8. Goodfellas, tempat makan cantik yang tak hanya memiliki makanan yang cantik, namun juga interior yang ciamik dan pemandangan malam yang indah. Harganya agak lebih mahal dari Tavern, tapi sesuai dengan porsinya dan tempatnya. Chicken parmigiana-nya recommended.
9. Lekker Paimo, ini adalah lekker yang dijual di depan Sekolah Loyola. Salah satu tempat kuliner paling terkenal untuk orang di luar Semarang, bahkan para food blogger juga ke sini. Padahal, saat saya datang 2 tahun lalu, tempatnya hanya gerobakan di pinggir jalan. Katanya, setiap buka lekker ini tak pernah sepi pembeli. Terdiri atas 2 macam yaitu manis dan asin. Isiannya sendiri cukup beragam, mulai dari yang mainstream seperti coklat, yang kekinian seperti mozzarella hingga yang mengenyangkan seperti tuna. Harganya pun tak mahal, namun dijamin makan satu tak cukup.
10. Kedai Beringin, cukup terkenal juga. Menghidangkan Chinese food yang murah dengan porsi banyak, yang benar-benar mengingatkan saya akan restoran Chinese food mirip D'cost yang berada dekat GOR Sunter dulu (sayangnya restoran di Sunter itu sudah tidak ada sekarang). Rasa makanan di Kedai Beringin juga lumayan enak.
11. Bakmi Hapkie, jujur saya sudah lupa rasanya saking saya sering memakan bakmi. Dari catatan saya dulu, tekstur bakmi ini cukup kenyal dan rasanya gurih ke arah manis.
12. Soto Ayam Pak Darno, tak terlalu memorable sejujurnya, mengingat saya juga sering makan soto ayam di Jakarta. Tapi dari catatan saya, soto ini lumayan enak.
13. Lombok Ijo, menyajikan makanan Indonesia. Saya juga agak-agak lupa kalau untuk yang ini. Menurut catatan saya, rasanya lumayan oke.
14. Pesta Keboen, untuk restoran yang ini saya sempat me-review di Instagram. Saya sangat tertarik akan interiornya yang unik dan fotogenik. Terkesan jadul, dengan koleksi barang antik dimana-mana. Makanannya juga fotogenik. Sayang, rasanya standar saja dan hal yang saya ingat dari restoran ini memang interiornya yang khas.

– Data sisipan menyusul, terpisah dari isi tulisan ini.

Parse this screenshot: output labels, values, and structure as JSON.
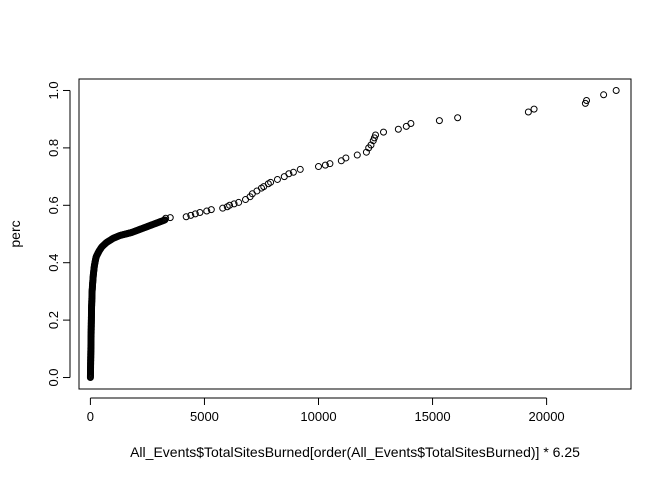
{
  "chart_data": {
    "type": "scatter",
    "title": "",
    "xlabel": "All_Events$TotalSitesBurned[order(All_Events$TotalSitesBurned)] * 6.25",
    "ylabel": "perc",
    "xlim": [
      -500,
      23700
    ],
    "ylim": [
      -0.04,
      1.04
    ],
    "x_ticks": [
      0,
      5000,
      10000,
      15000,
      20000
    ],
    "x_tick_labels": [
      "0",
      "5000",
      "10000",
      "15000",
      "20000"
    ],
    "y_ticks": [
      0.0,
      0.2,
      0.4,
      0.6,
      0.8,
      1.0
    ],
    "y_tick_labels": [
      "0.0",
      "0.2",
      "0.4",
      "0.6",
      "0.8",
      "1.0"
    ],
    "grid": false,
    "legend": "none",
    "marker": "open-circle",
    "curve_points": [
      [
        0,
        0.0
      ],
      [
        6.25,
        0.03
      ],
      [
        12.5,
        0.06
      ],
      [
        18.75,
        0.09
      ],
      [
        25,
        0.12
      ],
      [
        31.25,
        0.15
      ],
      [
        37.5,
        0.18
      ],
      [
        43.75,
        0.21
      ],
      [
        50,
        0.24
      ],
      [
        62.5,
        0.27
      ],
      [
        75,
        0.3
      ],
      [
        100,
        0.33
      ],
      [
        131.25,
        0.36
      ],
      [
        175,
        0.39
      ],
      [
        250,
        0.42
      ],
      [
        375,
        0.44
      ],
      [
        500,
        0.455
      ],
      [
        700,
        0.47
      ],
      [
        1000,
        0.485
      ],
      [
        1300,
        0.495
      ],
      [
        1800,
        0.505
      ],
      [
        2300,
        0.52
      ],
      [
        2800,
        0.535
      ],
      [
        3300,
        0.55
      ]
    ],
    "points": [
      {
        "x": 3300,
        "y": 0.555
      },
      {
        "x": 3500,
        "y": 0.557
      },
      {
        "x": 4200,
        "y": 0.56
      },
      {
        "x": 4400,
        "y": 0.565
      },
      {
        "x": 4600,
        "y": 0.57
      },
      {
        "x": 4800,
        "y": 0.575
      },
      {
        "x": 5100,
        "y": 0.58
      },
      {
        "x": 5300,
        "y": 0.585
      },
      {
        "x": 5800,
        "y": 0.59
      },
      {
        "x": 6000,
        "y": 0.595
      },
      {
        "x": 6100,
        "y": 0.6
      },
      {
        "x": 6300,
        "y": 0.605
      },
      {
        "x": 6500,
        "y": 0.61
      },
      {
        "x": 6800,
        "y": 0.62
      },
      {
        "x": 7000,
        "y": 0.63
      },
      {
        "x": 7100,
        "y": 0.64
      },
      {
        "x": 7300,
        "y": 0.65
      },
      {
        "x": 7500,
        "y": 0.66
      },
      {
        "x": 7600,
        "y": 0.665
      },
      {
        "x": 7800,
        "y": 0.675
      },
      {
        "x": 7900,
        "y": 0.68
      },
      {
        "x": 8200,
        "y": 0.69
      },
      {
        "x": 8500,
        "y": 0.7
      },
      {
        "x": 8700,
        "y": 0.71
      },
      {
        "x": 8900,
        "y": 0.715
      },
      {
        "x": 9200,
        "y": 0.725
      },
      {
        "x": 10000,
        "y": 0.735
      },
      {
        "x": 10300,
        "y": 0.74
      },
      {
        "x": 10500,
        "y": 0.745
      },
      {
        "x": 11000,
        "y": 0.755
      },
      {
        "x": 11200,
        "y": 0.765
      },
      {
        "x": 11700,
        "y": 0.775
      },
      {
        "x": 12100,
        "y": 0.785
      },
      {
        "x": 12200,
        "y": 0.8
      },
      {
        "x": 12300,
        "y": 0.81
      },
      {
        "x": 12400,
        "y": 0.825
      },
      {
        "x": 12450,
        "y": 0.835
      },
      {
        "x": 12500,
        "y": 0.845
      },
      {
        "x": 12850,
        "y": 0.855
      },
      {
        "x": 13500,
        "y": 0.865
      },
      {
        "x": 13850,
        "y": 0.875
      },
      {
        "x": 14050,
        "y": 0.885
      },
      {
        "x": 15300,
        "y": 0.895
      },
      {
        "x": 16100,
        "y": 0.905
      },
      {
        "x": 19200,
        "y": 0.925
      },
      {
        "x": 19450,
        "y": 0.935
      },
      {
        "x": 21700,
        "y": 0.955
      },
      {
        "x": 21750,
        "y": 0.965
      },
      {
        "x": 22500,
        "y": 0.985
      },
      {
        "x": 23050,
        "y": 1.0
      }
    ]
  }
}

15. Cafe Coco Madelaine, menjual berbagai hidangan bertema coklat. Khas mereka adalah pancake hotplate dengan coklat leleh dan ice cream. Boleh, lah, buka di Jakarta untuk memuaskan pecinta dessert, hehehe.
Untuk tempat wisata, saya mengunjungi:
1. Lawang Sewu, gedung yang terkenal akan julukan seribu pintu yang menjadi ikon khas kota Semarang. Peninggalan zaman Belanda. Wajib dikunjungi kalau ke Semarang.
2. Kelenteng Sam Poo Kong. Kelenteng yang tertua di Semarang, menyajikam arsitektur Cina campur Jawa yang unik.
3. Mal Paragon, mal terbesar saat itu. Fasilitasnya cukup lengkap dan macam-macam ada. Interior standar mal di Jakarta.
4. Susan Spa, resort di Bandungan yang memiliki pemandangan gunung dan kota yang sangat menakjubkan. Di resort ini juga ada kapel yang cantik yang bisa digunakan untuk pernikahan. Tempat wisata favorit saya selama di Semarang.
5. Gua Maria Kerep, berhubung sebagian dari kami beragama Katolik maka kami ,menyempatkan diri ke sini. Di gua ini terdapat patung Maria yang sangat besar yang saat itu sedang dibangun.